Before applying interning, the sub-processes would gradually eat more and more memory as they executed, which I believe was down to them having to copy the dict gradually from global memory across to the sub-processes' individual allocated memory (this is running on Linux and so benefits from the copy-on-write behaviour of fork()). Even though I'm not updating the dict in the sub-processes, it looks like read-only access can still trigger copy-on-write through reference counting.
I was only expecting the interning to reduce the memory footprint of the dict, but in fact it stopped the memory usage gradually increasing over the sub-processes lifetime as well.

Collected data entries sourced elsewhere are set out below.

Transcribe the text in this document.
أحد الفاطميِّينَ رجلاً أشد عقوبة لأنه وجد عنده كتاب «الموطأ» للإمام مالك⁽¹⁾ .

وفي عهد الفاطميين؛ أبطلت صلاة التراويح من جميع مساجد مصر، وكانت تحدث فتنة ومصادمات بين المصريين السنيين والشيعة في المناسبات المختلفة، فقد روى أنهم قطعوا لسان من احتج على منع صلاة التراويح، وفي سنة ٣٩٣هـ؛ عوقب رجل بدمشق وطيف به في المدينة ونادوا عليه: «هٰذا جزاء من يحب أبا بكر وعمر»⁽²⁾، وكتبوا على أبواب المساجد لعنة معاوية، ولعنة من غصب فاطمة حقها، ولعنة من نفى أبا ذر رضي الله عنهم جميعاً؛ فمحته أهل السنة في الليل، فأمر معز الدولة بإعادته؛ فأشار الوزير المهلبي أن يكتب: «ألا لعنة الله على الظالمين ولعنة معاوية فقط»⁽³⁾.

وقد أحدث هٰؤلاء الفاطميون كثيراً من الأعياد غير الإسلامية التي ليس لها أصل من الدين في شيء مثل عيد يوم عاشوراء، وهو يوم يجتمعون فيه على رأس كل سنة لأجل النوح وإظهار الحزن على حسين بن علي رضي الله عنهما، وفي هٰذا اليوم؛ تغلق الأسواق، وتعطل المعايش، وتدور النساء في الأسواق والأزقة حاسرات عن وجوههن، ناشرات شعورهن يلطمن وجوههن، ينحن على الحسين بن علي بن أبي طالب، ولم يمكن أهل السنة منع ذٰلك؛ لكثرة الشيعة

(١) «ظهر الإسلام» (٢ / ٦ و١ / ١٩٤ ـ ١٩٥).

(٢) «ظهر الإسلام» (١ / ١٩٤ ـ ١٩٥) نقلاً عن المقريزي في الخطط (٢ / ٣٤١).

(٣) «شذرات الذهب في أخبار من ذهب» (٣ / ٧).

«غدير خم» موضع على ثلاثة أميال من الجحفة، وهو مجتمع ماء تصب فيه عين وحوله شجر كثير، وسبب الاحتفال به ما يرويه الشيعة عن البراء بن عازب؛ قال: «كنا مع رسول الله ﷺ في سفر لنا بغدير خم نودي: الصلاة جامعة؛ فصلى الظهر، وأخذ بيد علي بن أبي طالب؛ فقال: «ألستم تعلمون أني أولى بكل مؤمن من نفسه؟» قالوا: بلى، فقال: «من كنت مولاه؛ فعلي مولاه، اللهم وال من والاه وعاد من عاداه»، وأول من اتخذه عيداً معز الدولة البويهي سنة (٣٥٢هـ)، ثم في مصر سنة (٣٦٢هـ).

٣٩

Here's a minimal example I was able to build that replicates the behaviour, although it requires a large file to load in and populate the dict with and a sufficient amount of repetition in the values to make sure that interning provides a benefit.
import multiprocessing
import sys
# initialise a large dict that will be visible to all processes
# that contains a lot of repeated values
global_map = dict()
with open(sys.argv[1], 'r', encoding='utf-8') as file:
if len(sys.argv) > 2:
print('interning is on')
else:
print('interning is off')
for i, line in enumerate(file):
if i > 30000000:
break
parts = line.split('|')
if len(sys.argv) > 2:
global_map[str(i)] = sys.intern(parts[2])
else:
global_map[str(i)] = parts[2]
def read_map():
# do some nonsense processing with each value in the dict
global global_map
for i in range(30000000):
x = global_map[str(i)]
y = x + '_'
return y
print("starting processes")
process_pool = multiprocessing.Pool(processes=10)
for _ in range(10):
process_pool.apply_async(read_map)
process_pool.close()
process_pool.join()
I ran this script and monitored htop
to see the total memory usage.
interning? | mem usage just after 'starting processes' printed | peak mem usage after that |
---|---|---|
no | 7.1GB | 28.0GB |
yes | 5.5GB | 5.6GB |
While I am delighted that this optimisation seems to have fixed all my memory issues at once, I'd like to understand better why this works. If the creeping memory usage by the sub-processes is down to copy-on-write, why doesn't this happen if I intern the strings?